Abstract

ABSTRACT The research goals were to evaluate crop suitability to intercropping systems, to evaluate a population density limit to successful intercropping and to study the main factors responsible for crop performance when intercropped. Three experiments were carried out during 1995 and 1996 by intercropping broccoli either with contrast crops (pea, beans, potato or oats) or with similar crops (cauliflower or cabbage) in additive and substitutive designs at different intercropping rates.

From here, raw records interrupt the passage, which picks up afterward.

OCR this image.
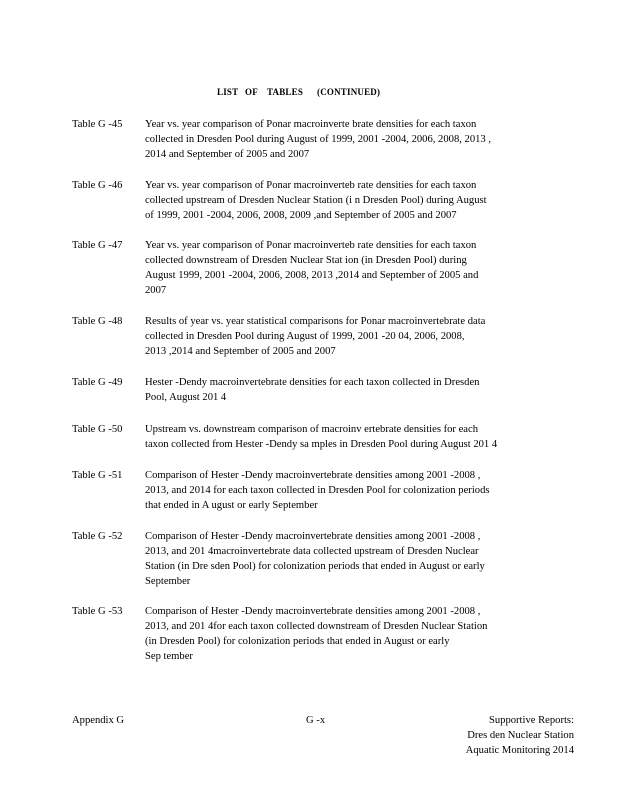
LIST OF TABLES (CONTINUED)
Table G -45 Year vs. year comparison of Ponar macroinverte brate densities for each taxon
collected in Dresden Pool during August of 1999, 2001 -2004, 2006, 2008, 2013 ,
2014 and September of 2005 and 2007
Table G -46 Year vs. year comparison of Ponar macroinverteb rate densities for each taxon
collected upstream of Dresden Nuclear Station (i n Dresden Pool) during August
of 1999, 2001 -2004, 2006, 2008, 2009 ,and September of 2005 and 2007
Table G -47 Year vs. year comparison of Ponar macroinverteb rate densities for each taxon
collected downstream of Dresden Nuclear Stat ion (in Dresden Pool) during
August 1999, 2001 -2004, 2006, 2008, 2013 ,2014 and September of 2005 and
2007
Table G -48 Results of year vs. year statistical comparisons for Ponar macroinvertebrate data
collected in Dresden Pool during August of 1999, 2001 -20 04, 2006, 2008,
2013 ,2014 and September of 2005 and 2007
Table G -49 Hester -Dendy macroinvertebrate densities for each taxon collected in Dresden
Pool, August 201 4
Table G -50 Upstream vs. downstream comparison of macroinv ertebrate densities for each
taxon collected from Hester -Dendy sa mples in Dresden Pool during August 201 4
Table G -51 Comparison of Hester -Dendy macroinvertebrate densities among 2001 -2008 ,
2013, and 2014 for each taxon collected in Dresden Pool for colonization periods
that ended in A ugust or early September
Table G -52 Comparison of Hester -Dendy macroinvertebrate densities among 2001 -2008 ,
2013, and 201 4macroinvertebrate data collected upstream of Dresden Nuclear
Station (in Dre sden Pool) for colonization periods that ended in August or early
September
Table G -53 Comparison of Hester -Dendy macroinvertebrate densities among 2001 -2008 ,
2013, and 201 4for each taxon collected downstream of Dresden Nuclear Station
(in Dresden Pool) for colonization periods that ended in August or early
Sep tember
Appendix G	G -x	Supportive Reports:
Dres den Nuclear Station
Aquatic Monitoring 2014
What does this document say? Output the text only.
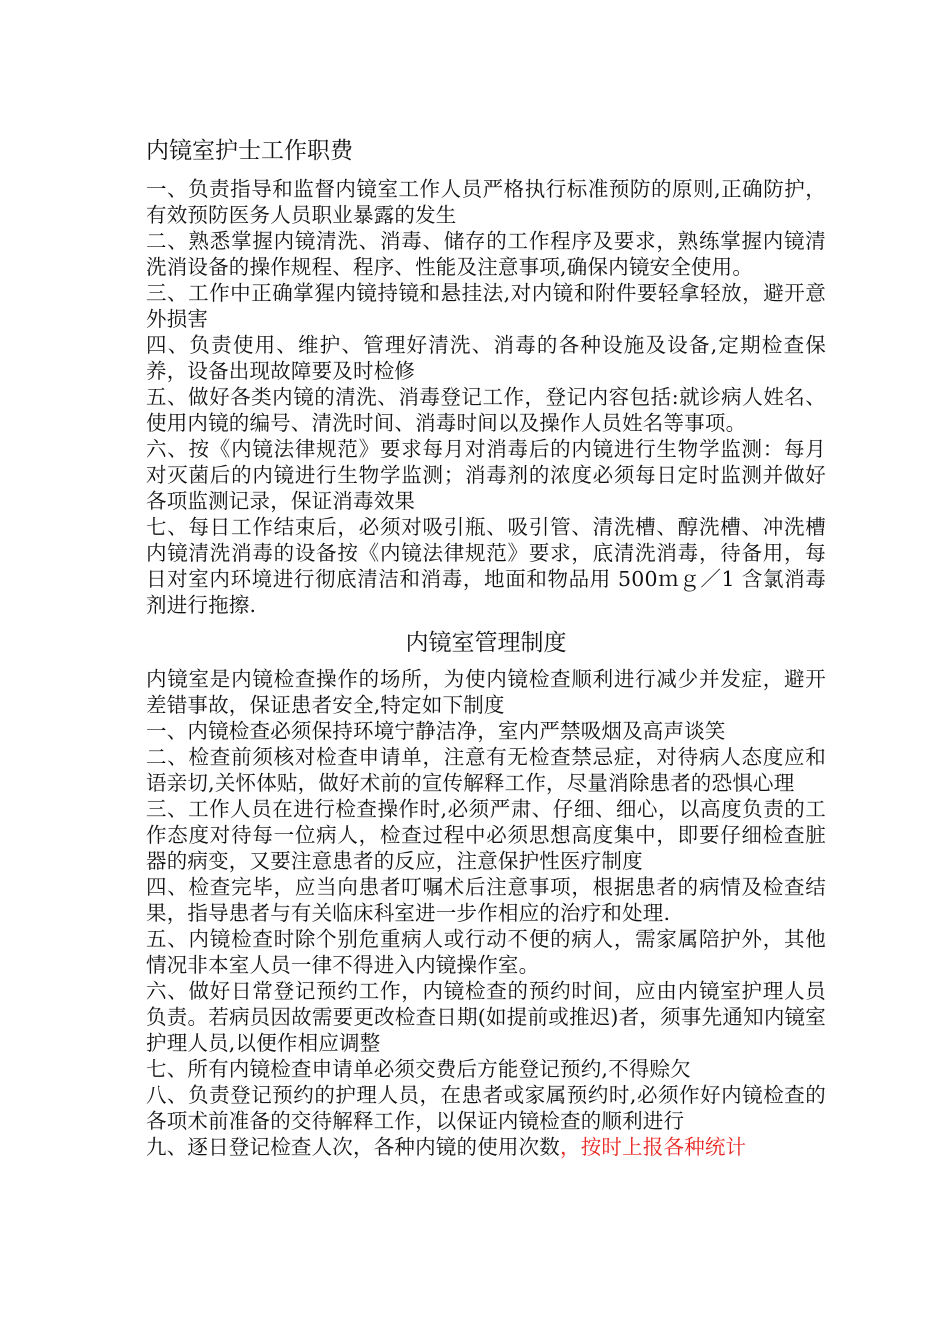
内镜室护士工作职费

一、负责指导和监督内镜室工作人员严格执行标准预防的原则,正确防护，有效预防医务人员职业暴露的发生

二、熟悉掌握内镜清洗、消毒、储存的工作程序及要求，熟练掌握内镜清洗消设备的操作规程、程序、性能及注意事项,确保内镜安全使用。

三、工作中正确掌猩内镜持镜和悬挂法,对内镜和附件要轻拿轻放，避开意外损害

四、负责使用、维护、管理好清洗、消毒的各种设施及设备,定期检查保养，设备出现故障要及时检修

五、做好各类内镜的清洗、消毒登记工作，登记内容包括:就诊病人姓名、使用内镜的编号、清洗时间、消毒时间以及操作人员姓名等事项。

六、按《内镜法律规范》要求每月对消毒后的内镜进行生物学监测：每月对灭菌后的内镜进行生物学监测；消毒剂的浓度必须每日定时监测并做好各项监测记录，保证消毒效果

七、每日工作结束后，必须对吸引瓶、吸引管、清洗槽、醇洗槽、冲洗槽内镜清洗消毒的设备按《内镜法律规范》要求，底清洗消毒，待备用，每日对室内环境进行彻底清洁和消毒，地面和物品用 500ｍｇ／1 含氯消毒剂进行拖擦.

内镜室管理制度

内镜室是内镜检查操作的场所，为使内镜检查顺利进行减少并发症，避开差错事故，保证患者安全,特定如下制度

一、内镜检查必须保持环境宁静洁净，室内严禁吸烟及高声谈笑

二、检查前须核对检查申请单，注意有无检查禁忌症，对待病人态度应和语亲切,关怀体贴，做好术前的宣传解释工作，尽量消除患者的恐惧心理

三、工作人员在进行检查操作时,必须严肃、仔细、细心，以高度负责的工作态度对待每一位病人，检查过程中必须思想高度集中，即要仔细检查脏器的病变，又要注意患者的反应，注意保护性医疗制度

四、检查完毕，应当向患者叮嘱术后注意事项，根据患者的病情及检查结果，指导患者与有关临床科室进一步作相应的治疗和处理.

五、内镜检查时除个别危重病人或行动不便的病人，需家属陪护外，其他情况非本室人员一律不得进入内镜操作室。

六、做好日常登记预约工作，内镜检查的预约时间，应由内镜室护理人员负责。若病员因故需要更改检查日期(如提前或推迟)者，须事先通知内镜室护理人员,以便作相应调整

七、所有内镜检查申请单必须交费后方能登记预约,不得赊欠

八、负责登记预约的护理人员，在患者或家属预约时,必须作好内镜检查的各项术前准备的交待解释工作，以保证内镜检查的顺利进行

九、逐日登记检查人次，各种内镜的使用次数，按时上报各种统计
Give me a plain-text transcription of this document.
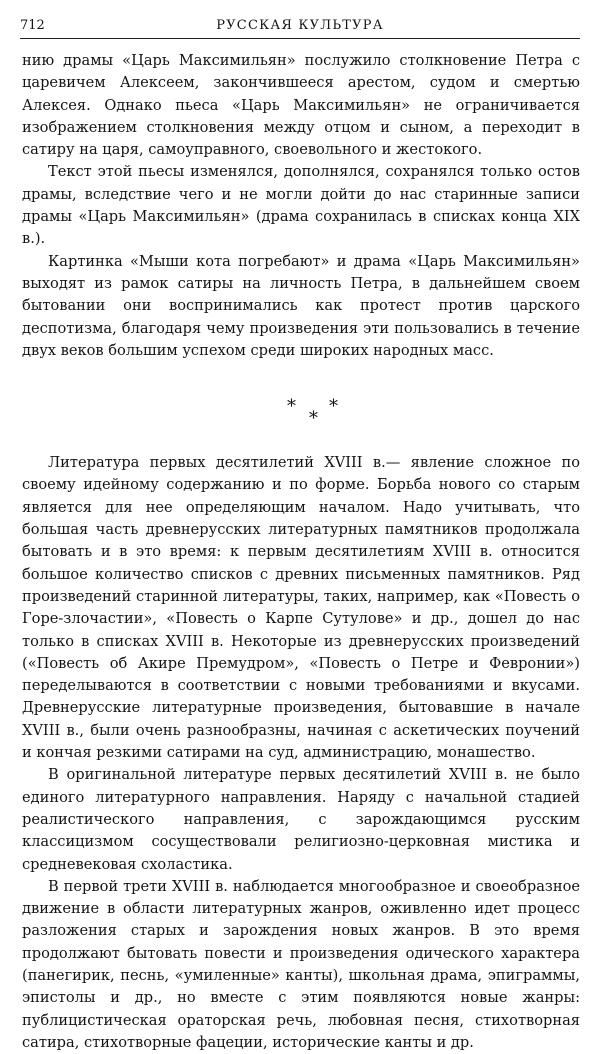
712	РУССКАЯ КУЛЬТУРА

нию драмы «Царь Максимильян» послужило столкновение Петра с царевичем Алексеем, закончившееся арестом, судом и смертью Алексея. Однако пьеса «Царь Максимильян» не ограничивается изображением столкновения между отцом и сыном, а переходит в сатиру на царя, самоуправного, своевольного и жестокого.

Текст этой пьесы изменялся, дополнялся, сохранялся только остов драмы, вследствие чего и не могли дойти до нас старинные записи драмы «Царь Максимильян» (драма сохранилась в списках конца XIX в.).

Картинка «Мыши кота погребают» и драма «Царь Максимильян» выходят из рамок сатиры на личность Петра, в дальнейшем своем бытовании они воспринимались как протест против царского деспотизма, благодаря чему произведения эти пользовались в течение двух веков большим успехом среди широких народных масс.

*
*
*

Литература первых десятилетий XVIII в.— явление сложное по своему идейному содержанию и по форме. Борьба нового со старым является для нее определяющим началом. Надо учитывать, что большая часть древнерусских литературных памятников продолжала бытовать и в это время: к первым десятилетиям XVIII в. относится большое количество списков с древних письменных памятников. Ряд произведений старинной литературы, таких, например, как «Повесть о Горе-злочастии», «Повесть о Карпе Сутулове» и др., дошел до нас только в списках XVIII в. Некоторые из древнерусских произведений («Повесть об Акире Премудром», «Повесть о Петре и Февронии») переделываются в соответствии с новыми требованиями и вкусами. Древнерусские литературные произведения, бытовавшие в начале XVIII в., были очень разнообразны, начиная с аскетических поучений и кончая резкими сатирами на суд, администрацию, монашество.

В оригинальной литературе первых десятилетий XVIII в. не было единого литературного направления. Наряду с начальной стадией реалистического направления, с зарождающимся русским классицизмом сосуществовали религиозно-церковная мистика и средневековая схоластика.

В первой трети XVIII в. наблюдается многообразное и своеобразное движение в области литературных жанров, оживленно идет процесс разложения старых и зарождения новых жанров. В это время продолжают бытовать повести и произведения одического характера (панегирик, песнь, «умиленные» канты), школьная драма, эпиграммы, эпистолы и др., но вместе с этим появляются новые жанры: публицистическая ораторская речь, любовная песня, стихотворная сатира, стихотворные фацеции, исторические канты и др.
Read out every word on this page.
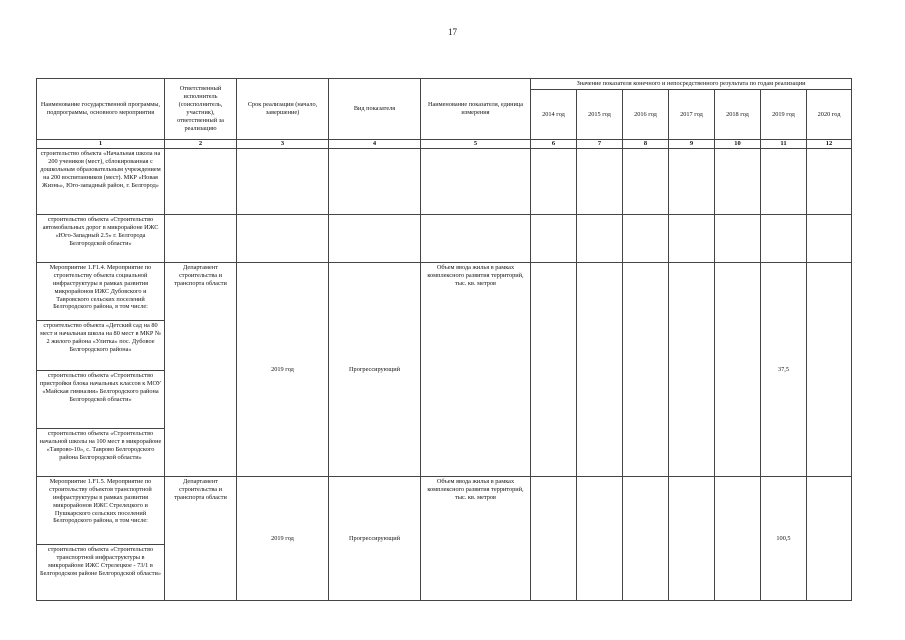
17
Наименование государственной программы, подпрограммы, основного мероприятия	Ответственный исполнитель (соисполнитель, участник), ответственный за реализацию	Срок реализации (начало, завершение)	Вид показателя	Наименование показателя, единица измерения	Значение показателя конечного и непосредственного результата по годам реализации						
					2014 год	2015 год	2016 год	2017 год	2018 год	2019 год	2020 год
1	2	3	4	5	6	7	8	9	10	11	12
строительство объекта «Начальная школа на 200 учеников (мест), сблокированная с дошкольным образовательным учреждением на 200 воспитанников (мест). МКР «Новая Жизнь», Юго-западный район, г. Белгород»											
строительство объекта «Строительство автомобильных дорог в микрорайоне ИЖС «Юго-Западный 2.5» г. Белгорода Белгородской области»											
Мероприятие 1.F1.4. Мероприятие по строительству объекта социальной инфраструктуры в рамках развития микрорайонов ИЖС Дубовского и Тавровского сельских поселений Белгородского района, в том числе:	Департамент строительства и транспорта области	2019 год	Прогрессирующий	Объем ввода жилья в рамках комплексного развития территорий, тыс. кв. метров						37,5	
строительство объекта «Детский сад на 80 мест и начальная школа на 80 мест в МКР № 2 жилого района «Улитка» пос. Дубовое Белгородского района»											
строительство объекта «Строительство пристройки блока начальных классов к МОУ «Майская гимназия» Белгородского района Белгородской области»											
строительство объекта «Строительство начальной школы на 100 мест в микрорайоне «Таврово-10», с. Таврово Белгородского района Белгородской области»											
Мероприятие 1.F1.5. Мероприятие по строительству объектов транспортной инфраструктуры в рамках развития микрорайонов ИЖС Стрелецкого и Пушкарского сельских поселений Белгородского района, в том числе:	Департамент строительства и транспорта области	2019 год	Прогрессирующий	Объем ввода жилья в рамках комплексного развития территорий, тыс. кв. метров						100,5	
строительство объекта «Строительство транспортной инфраструктуры в микрорайоне ИЖС Стрелецкое - 73/1 в Белгородском районе Белгородской области»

The overall intercrop characteristics as leaf area index, soil coverage and biomass yield were not related to a higher yield, and similar results were due to different factors. Land Equivalent Ratios (LER) similar to 1.0 were due either to a high and constant Relative Yield (RY) of the main crop associated with low RY of the secondary crop, or to trade-off between the RY of both associated crops. Similarly, a LER of 1.34 resulted from a reasonable performance of the dominated crop (beans) in the second experiment at the 50% additive design, whereas in the third experiment there was no dominating crop in the broccoli-potato intercropping but the LER reached 1.27. The mechanisms involved in the overyielding were the bean canopy plasticity and its temporal deployment asynchrony when compared with broccoli, allowing reduction of the competition for light, and the crop development temporal asynchrony between broccoli and potato, reducing the competition for production factors.